The design management plan typically includes specific quality practices, assessment methodology, record-keeping, documentation requirements, resources, etc., and usually reference the sequence of activities relevant to a particular design or design category. The design management plan references applicable codes, standards, regulations and specifications. and describe the interfaces with different groups or activities that provide, or result in, an input to the design and development process.
Each design activity is planned, divided into phases, and tasks assigned to competent and skilled design personnel equipped with adequate tools and resources. Design management plans are documented and updated as the design evolves.
As required, at the commencement of a design package, the Design Manager is required to complete a Design Management Plan (DMP) which will include at a minimum:
- Confirmation of the standards baseline used for the work being undertaken and an explanation of how compliance to this baseline will be demonstrated;
- An organisation chart with defined responsibilities for all staff with direct involvement in design or with a potential impact on safety;
- Skills matrix to define the competence of individuals with ‘prepare’, ‘check’ and ‘approval’ duties;
- Scope definition and interface identification including key issues and operational requirements;
- Projected output, timelines, milestones, and defined deliverables;
- Stated processes and procedures to ensure acceptable quality assurance will be demonstrated and records maintained (specifically the formal Assurance Gates);
- Processes and procedures to be used to ensure compliance with the engineering safety management;
- The design review process, both single (SDR) and multi-design consultant (IDR) reviews and stakeholder intervention, prior to the Assurance Gate Reviews at 20%, 60% & 100% design completion stages;
- Explanation of how compliance with input requirements will be demonstrated.

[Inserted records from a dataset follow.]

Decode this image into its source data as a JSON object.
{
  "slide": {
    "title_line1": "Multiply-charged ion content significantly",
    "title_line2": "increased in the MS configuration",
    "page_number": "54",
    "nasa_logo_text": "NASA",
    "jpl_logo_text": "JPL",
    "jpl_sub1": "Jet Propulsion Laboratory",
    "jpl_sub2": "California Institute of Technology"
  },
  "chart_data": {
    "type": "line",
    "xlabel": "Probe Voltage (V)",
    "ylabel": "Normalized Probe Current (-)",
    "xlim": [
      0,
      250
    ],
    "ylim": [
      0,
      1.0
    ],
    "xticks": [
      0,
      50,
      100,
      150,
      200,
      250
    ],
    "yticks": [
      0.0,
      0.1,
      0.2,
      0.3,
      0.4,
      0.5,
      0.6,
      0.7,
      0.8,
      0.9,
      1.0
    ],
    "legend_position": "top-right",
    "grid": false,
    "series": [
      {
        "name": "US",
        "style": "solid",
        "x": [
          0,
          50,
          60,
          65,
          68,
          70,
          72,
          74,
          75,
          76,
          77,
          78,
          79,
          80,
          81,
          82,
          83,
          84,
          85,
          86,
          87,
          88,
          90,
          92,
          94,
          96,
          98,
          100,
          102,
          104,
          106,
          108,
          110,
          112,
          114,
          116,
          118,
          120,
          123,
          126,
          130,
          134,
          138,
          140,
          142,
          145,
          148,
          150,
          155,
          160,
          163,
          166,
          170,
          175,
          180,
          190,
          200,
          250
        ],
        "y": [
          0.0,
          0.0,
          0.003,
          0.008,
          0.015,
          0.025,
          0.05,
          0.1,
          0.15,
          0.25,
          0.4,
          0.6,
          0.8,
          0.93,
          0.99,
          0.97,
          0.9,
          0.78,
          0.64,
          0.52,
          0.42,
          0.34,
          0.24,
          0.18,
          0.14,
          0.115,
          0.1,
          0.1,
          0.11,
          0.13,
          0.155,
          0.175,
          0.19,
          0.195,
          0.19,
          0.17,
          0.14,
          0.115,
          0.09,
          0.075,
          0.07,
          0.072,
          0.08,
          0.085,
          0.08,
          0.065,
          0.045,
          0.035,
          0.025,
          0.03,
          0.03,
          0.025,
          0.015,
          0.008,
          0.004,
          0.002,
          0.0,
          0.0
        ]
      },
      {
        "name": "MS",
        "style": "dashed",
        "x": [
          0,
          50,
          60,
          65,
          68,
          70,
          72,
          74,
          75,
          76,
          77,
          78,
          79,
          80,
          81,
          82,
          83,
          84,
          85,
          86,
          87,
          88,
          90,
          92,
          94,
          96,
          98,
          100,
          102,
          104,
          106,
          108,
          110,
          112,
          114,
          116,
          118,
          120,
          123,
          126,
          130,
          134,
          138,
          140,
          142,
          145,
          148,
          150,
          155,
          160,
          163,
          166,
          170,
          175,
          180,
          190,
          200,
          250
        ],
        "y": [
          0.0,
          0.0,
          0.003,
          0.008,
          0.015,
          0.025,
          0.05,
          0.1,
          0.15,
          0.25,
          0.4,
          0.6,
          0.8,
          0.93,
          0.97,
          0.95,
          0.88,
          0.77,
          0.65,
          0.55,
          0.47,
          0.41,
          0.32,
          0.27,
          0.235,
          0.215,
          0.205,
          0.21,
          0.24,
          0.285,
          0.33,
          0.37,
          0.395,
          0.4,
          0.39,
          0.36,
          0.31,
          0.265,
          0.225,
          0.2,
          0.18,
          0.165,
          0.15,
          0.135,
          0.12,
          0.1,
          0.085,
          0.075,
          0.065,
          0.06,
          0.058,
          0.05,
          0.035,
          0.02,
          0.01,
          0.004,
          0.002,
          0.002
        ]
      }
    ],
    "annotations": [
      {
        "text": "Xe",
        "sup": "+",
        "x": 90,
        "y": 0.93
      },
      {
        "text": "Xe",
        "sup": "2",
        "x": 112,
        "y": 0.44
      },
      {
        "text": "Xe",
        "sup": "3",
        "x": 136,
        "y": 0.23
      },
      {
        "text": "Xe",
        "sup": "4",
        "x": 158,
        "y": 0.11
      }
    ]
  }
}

Although the standard does not require a documented procedure, the design process needs to demonstrate how the process is controlled and planned. The organization, however, will need to provide some type of objective evidence as to what the planning activities include. This can be accomplished with the use of time-lines, Gantt charts or any other planning method such as Microsoft project manager.
In addition, auditors would likely want to see objective evidence of how the interfaces between other processes are managed, either through statements, or in associated procedures, process mapping, and matrix approach or in the time line planning.
Organizational and technical interfaces between different functions and departments that contribute to the design and development process are defined and the necessary information documented, transmitted and regularly reviewed.